Foto: Kalu Brum
Por quinze anos vivi espremido, ao lado de Oswald de Andrade, Clarice Lispector, Machado de Assis. Naquele dia, no início de 1997, uma mão longa, de unhas compridas e pintadas de esmalte claro, como de uma noiva, retiraram-me de lá, com grande esforço de pés equilibrados nas pontas dos dedos, apoiados em cima de uma escada de metal que fazia sons engraçados.
- É esse! Se ele é músico certamente irá gostar.
Mal sabia ela que apesar de contar a história de Villa Lobos, um grande músico brasileiro, apresentava apenas informações históricas vazias e sem poesia. Saí daquela casa pequena burguesa, com mais de 30 anos de existência, reformada inúmera vezes, mas que mantinha um piso marrom castor com flores bege de gosto bastante duvidoso.
Fui carregado perto do coração, ouvindo um compasso acelerado que certamente inspiraria o próprio Villa Lobos a criar uma composição ainda mais marcante que o próprio Guarani. Naquele momento, a mente daquelas mãos imaginava uma infinidade de possibilidades românticas capaz de deixar pasmo José de Alencar com seu Romance entre Peri e Ceci.
Era a primeira vez que aquele canário belga, criado em uma gaiola de ilusões, experimentava o vôo solitário para dentro de uma floresta desconhecida dos sentimentos intensos, confusos, imprescindíveis e contraditórios que faziam o sangue borbulhar a uma temperatura quente que chegava a causar calafrios e o estômago sentir um vazio que era capaz de fagocitar-se.
As mãos quadradas, de unhas roídas, claras e um coração com andamento mais harmônico, receberiam naquele dia, este que traz estas memórias que vão além da minha capa verde oliva.
Permaneci no banco ao lado, daquele lugar escuro, com uma tela gigantesca, a contar, com imagem e som, a história de personagens bem menos célebres que aqueles que me comprimiram por anos na prateleira.
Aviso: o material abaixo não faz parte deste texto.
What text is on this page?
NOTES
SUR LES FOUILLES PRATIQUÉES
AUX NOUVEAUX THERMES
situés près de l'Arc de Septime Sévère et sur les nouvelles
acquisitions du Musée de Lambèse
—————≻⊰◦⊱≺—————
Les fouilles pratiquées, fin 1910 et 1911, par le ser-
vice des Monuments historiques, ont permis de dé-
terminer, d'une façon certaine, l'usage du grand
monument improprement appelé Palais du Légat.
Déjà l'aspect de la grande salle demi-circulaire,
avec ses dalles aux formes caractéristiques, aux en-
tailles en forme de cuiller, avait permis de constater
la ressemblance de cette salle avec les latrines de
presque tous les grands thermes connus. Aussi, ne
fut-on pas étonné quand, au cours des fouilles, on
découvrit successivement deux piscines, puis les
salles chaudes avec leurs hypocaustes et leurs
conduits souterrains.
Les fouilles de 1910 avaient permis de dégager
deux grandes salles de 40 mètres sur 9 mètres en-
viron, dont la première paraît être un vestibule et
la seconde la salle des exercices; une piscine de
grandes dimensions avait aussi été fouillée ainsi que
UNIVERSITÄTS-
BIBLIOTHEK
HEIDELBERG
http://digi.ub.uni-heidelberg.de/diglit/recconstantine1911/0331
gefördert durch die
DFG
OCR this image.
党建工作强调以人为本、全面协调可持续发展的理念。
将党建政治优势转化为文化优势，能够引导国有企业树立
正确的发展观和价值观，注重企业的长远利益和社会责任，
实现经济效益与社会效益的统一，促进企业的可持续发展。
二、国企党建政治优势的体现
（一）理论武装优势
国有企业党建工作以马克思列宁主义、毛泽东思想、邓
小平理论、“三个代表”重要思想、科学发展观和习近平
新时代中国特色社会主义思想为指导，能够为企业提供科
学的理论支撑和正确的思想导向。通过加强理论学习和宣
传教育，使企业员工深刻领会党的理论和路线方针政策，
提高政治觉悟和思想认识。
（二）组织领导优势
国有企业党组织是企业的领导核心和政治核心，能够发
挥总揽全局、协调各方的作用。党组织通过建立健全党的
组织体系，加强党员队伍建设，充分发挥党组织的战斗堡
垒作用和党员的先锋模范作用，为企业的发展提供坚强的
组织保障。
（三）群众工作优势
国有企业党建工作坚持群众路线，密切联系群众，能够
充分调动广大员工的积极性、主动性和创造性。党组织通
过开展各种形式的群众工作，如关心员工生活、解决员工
As mãos finas, de dedos longos e unhas alvas como de noiva, foram tocadas de leve por aquela quadrada de unhas roídas, fazendo aquele coração de canário cantar em um andamento descompassado e frenético.
Foi então que permaneci escondido em uma prateleira, representando aquela sinfonia que nunca foi tocada. Como se, por obra do destino, Peri nunca tivera encontrado Ceci. Agora estava soterrado entre obras de psicologia e teorias políticas.
Aqui fui colocado, quero dizer, quase lançado com desdém, após uma conversa que fez a orquestra interromper, sem nunca começar:
- Você é um diamante bruto, disse o dono das unhas roídas. Mas eu não estou em tempo de lapidar-te. Por favor, não me procure mais.
Ele ainda não se sentia preparado para entrar no navio voador, deixar a Terra do Nunca e os meninos perdidos, para viver pressionado pelo crocodilo do tempo que avassala os romances.
Ela, por sua vez, fora lançada na cachoeira abaixo, batendo contra pedras de um caudaloso rio. Sem saber, as pedras a lapidaram esculpindo um desenho único de uma beleza bruta e delicada.
Doze anos depois, as mãos outrora com unhas roídas, hoje rentes e cortadas, com linhas da palma bem marcadas, retiraram-me dali e me folhearam como quem tenta tocar uma antiga canção nunca inventada.
- Está na hora de você ser devolvido.
Carregado debaixo dos braços, segurado com certa apreensão, vi de longe surgir aquele canto de canário.
- Isso lhe pertence.
Aquelas mãos, outrora de unhas longas e compridas, pintadas como de noiva, agora com garras de felina, de unhas vermelhas, me seguraram com força e sorriso. Mas pude escutar aquela melodia cardíaca inesquecível. Na outra mão havia um novo símbolo, um querido poeta chamado Rubem Alves, amante de Villa Lobos e outros músicos que fazem dançar a alma.
Das mãos longas e finas, Rubem passou para a mão quadrada. Por minha pouca qualidade literária, fui esquecido no banco daquela praça, depois de ouvir deliciosas risadas curativas a servirem como base melodiosa de uma nova sinfonia.
Esta história agora não posso mais contar. Quem sabe Rubem possa terminar este conto, ou quem sabe, aumentar um ponto.